(Cosa c'è dietro la metafora del giardino d'inverno?)
In questa
piccola città nera, la tua città, dove anche i treni si fermano senza voltar la
testa, senza distogliersi dai destini finali, nel parco, a dispetto di ombre e di caligini, c'è un grigio edificio dall'interno perlato.
Dimentica la neve, i duri attacchi del gelo, qui ti accoglie l'umida antologia dell'aria
tropicale e il misterioso fruscio di foglie smisurate avviluppate come pigri serpenti - neppure un egittologo saprebbe decifrarle.
Dimentica la tristezza delle strade anonime e
degli stadi, il peso delle domeniche riuscite male. Accogli il respiro caldo che soffia dalle
piante. Un profumo lieve di lampi scoloriti ti avvolgerà, ti condurrà laggiù, lontano.

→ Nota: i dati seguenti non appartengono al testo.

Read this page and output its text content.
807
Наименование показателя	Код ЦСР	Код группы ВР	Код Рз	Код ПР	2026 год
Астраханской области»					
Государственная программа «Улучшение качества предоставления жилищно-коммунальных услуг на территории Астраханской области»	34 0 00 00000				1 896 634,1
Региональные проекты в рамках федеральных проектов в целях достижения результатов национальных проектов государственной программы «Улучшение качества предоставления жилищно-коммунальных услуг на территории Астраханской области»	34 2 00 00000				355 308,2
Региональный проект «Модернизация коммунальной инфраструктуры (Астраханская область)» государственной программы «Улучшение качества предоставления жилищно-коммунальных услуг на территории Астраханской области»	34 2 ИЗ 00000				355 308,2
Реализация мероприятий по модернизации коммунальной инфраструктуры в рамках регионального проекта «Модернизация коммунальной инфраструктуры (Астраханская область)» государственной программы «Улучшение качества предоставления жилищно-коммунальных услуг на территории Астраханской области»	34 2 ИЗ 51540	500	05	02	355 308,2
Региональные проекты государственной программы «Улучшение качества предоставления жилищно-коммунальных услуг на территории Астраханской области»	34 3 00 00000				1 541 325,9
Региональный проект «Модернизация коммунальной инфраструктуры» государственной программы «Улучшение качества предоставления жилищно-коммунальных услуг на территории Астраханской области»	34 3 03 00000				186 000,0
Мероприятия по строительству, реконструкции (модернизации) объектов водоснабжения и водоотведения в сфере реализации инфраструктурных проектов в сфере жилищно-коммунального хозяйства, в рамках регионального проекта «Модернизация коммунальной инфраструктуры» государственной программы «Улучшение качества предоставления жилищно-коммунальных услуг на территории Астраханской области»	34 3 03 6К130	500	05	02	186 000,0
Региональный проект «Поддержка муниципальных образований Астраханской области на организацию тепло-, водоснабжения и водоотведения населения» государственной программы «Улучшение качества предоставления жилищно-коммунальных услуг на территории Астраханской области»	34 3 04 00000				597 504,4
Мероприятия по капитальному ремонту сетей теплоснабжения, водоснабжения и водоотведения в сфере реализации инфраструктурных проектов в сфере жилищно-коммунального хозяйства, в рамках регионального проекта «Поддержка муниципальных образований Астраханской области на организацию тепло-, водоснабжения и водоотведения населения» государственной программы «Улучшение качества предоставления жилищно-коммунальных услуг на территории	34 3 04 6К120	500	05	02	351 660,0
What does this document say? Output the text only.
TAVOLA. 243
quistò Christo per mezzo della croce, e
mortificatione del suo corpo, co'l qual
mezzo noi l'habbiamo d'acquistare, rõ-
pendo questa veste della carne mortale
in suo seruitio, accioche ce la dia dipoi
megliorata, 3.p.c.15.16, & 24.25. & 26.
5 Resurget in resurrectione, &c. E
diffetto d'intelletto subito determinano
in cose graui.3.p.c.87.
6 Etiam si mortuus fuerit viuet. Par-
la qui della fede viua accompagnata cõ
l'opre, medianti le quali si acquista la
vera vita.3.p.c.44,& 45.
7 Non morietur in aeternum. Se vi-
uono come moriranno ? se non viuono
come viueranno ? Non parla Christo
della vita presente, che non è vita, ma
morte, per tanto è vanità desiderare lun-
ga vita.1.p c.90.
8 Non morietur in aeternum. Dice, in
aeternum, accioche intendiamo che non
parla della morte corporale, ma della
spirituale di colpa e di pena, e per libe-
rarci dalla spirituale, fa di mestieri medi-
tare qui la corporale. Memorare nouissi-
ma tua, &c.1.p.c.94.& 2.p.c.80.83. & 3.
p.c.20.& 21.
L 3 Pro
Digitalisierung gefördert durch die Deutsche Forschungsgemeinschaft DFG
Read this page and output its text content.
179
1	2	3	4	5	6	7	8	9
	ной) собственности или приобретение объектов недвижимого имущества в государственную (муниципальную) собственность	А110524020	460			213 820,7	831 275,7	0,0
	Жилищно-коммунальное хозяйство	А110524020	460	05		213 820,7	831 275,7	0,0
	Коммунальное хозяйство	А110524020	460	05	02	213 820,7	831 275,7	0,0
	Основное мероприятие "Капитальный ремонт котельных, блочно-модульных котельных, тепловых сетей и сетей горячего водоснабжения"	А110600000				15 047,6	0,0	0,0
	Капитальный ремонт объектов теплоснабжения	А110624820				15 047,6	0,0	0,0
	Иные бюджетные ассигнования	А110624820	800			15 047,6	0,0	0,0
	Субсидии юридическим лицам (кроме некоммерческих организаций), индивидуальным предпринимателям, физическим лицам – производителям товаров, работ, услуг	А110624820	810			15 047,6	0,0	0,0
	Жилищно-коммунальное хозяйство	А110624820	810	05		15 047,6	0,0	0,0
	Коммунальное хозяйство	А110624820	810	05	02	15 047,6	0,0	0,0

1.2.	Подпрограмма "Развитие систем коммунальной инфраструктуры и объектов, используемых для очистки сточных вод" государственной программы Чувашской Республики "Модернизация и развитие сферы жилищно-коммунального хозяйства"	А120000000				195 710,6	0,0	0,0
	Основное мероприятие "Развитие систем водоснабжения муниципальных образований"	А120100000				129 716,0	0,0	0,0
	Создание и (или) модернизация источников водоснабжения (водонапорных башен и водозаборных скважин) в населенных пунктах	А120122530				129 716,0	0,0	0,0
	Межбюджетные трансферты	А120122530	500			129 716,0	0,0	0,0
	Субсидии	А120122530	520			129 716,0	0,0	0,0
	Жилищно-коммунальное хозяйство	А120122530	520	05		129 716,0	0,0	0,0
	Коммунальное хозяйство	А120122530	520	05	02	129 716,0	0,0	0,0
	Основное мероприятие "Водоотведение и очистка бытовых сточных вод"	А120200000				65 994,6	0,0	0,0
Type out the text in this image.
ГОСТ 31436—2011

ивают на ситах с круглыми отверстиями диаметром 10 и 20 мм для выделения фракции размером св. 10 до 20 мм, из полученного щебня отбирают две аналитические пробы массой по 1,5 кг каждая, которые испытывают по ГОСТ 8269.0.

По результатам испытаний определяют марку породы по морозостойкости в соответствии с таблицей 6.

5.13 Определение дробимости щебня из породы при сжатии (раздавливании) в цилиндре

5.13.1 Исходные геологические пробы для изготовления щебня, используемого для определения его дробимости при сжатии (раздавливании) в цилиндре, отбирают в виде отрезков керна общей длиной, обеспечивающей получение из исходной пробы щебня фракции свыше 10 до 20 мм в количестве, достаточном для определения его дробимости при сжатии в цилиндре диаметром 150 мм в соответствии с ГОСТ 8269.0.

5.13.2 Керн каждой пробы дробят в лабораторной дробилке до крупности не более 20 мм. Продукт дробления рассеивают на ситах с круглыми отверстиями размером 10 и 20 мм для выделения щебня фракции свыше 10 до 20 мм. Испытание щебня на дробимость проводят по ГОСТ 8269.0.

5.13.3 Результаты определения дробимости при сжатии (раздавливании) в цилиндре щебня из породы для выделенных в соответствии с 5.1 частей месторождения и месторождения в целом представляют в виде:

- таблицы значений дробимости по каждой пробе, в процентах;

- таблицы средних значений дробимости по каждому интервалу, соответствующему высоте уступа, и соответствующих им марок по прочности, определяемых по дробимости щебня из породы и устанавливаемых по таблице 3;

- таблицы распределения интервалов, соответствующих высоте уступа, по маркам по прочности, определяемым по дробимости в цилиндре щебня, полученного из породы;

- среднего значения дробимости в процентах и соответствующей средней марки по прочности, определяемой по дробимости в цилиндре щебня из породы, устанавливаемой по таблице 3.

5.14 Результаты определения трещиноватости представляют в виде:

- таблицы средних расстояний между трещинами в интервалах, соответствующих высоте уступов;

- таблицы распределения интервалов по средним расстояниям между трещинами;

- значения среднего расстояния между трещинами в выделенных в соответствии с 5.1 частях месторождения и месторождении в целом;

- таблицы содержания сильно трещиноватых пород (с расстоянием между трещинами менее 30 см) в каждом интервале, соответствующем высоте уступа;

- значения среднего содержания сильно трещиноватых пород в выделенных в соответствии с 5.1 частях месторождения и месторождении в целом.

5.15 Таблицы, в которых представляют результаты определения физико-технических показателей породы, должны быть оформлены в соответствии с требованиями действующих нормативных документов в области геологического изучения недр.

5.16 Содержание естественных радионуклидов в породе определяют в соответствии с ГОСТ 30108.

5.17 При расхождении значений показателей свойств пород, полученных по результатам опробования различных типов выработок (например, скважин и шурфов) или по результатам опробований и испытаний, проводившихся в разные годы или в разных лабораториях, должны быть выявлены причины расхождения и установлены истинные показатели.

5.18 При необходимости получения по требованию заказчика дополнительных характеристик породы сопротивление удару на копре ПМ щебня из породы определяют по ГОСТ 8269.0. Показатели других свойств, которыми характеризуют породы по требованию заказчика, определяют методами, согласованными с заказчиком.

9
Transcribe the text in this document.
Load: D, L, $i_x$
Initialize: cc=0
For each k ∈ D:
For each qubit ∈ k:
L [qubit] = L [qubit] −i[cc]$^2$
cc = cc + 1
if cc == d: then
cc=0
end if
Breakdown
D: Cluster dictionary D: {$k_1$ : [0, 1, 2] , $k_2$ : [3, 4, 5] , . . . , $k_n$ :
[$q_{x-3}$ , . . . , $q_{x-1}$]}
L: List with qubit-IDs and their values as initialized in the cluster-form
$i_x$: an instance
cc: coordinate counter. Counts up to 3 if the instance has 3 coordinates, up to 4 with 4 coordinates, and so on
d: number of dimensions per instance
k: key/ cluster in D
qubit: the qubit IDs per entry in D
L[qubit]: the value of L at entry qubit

Forse vedrai le vele rugginose di navi
all'ancora, isole ricamate di nebbia rosa, torri di templi
diroccati; vedrai ciò ch'è perduto, ciò che non c'era, ma pure quanti vivono la tua stessa vita.
Vedrai d'un tratto il mondo sotto una diversa
luce, i cancelli di case estranee per un istante si
apriranno, i pensieri nascosti diverranno visibili, le
feste meno fastidiose, la gioia altrui sarà più comprensibile, più
belli i volti.
Dimentica te stesso, lasciati abbagliare
dall'incanto, dimentica tutto e forse tornerà una memoria più profonda e una più profonda fratellanza, e dirai: non so, non so com'è successo - le palme hanno aperto il mio avido cuore.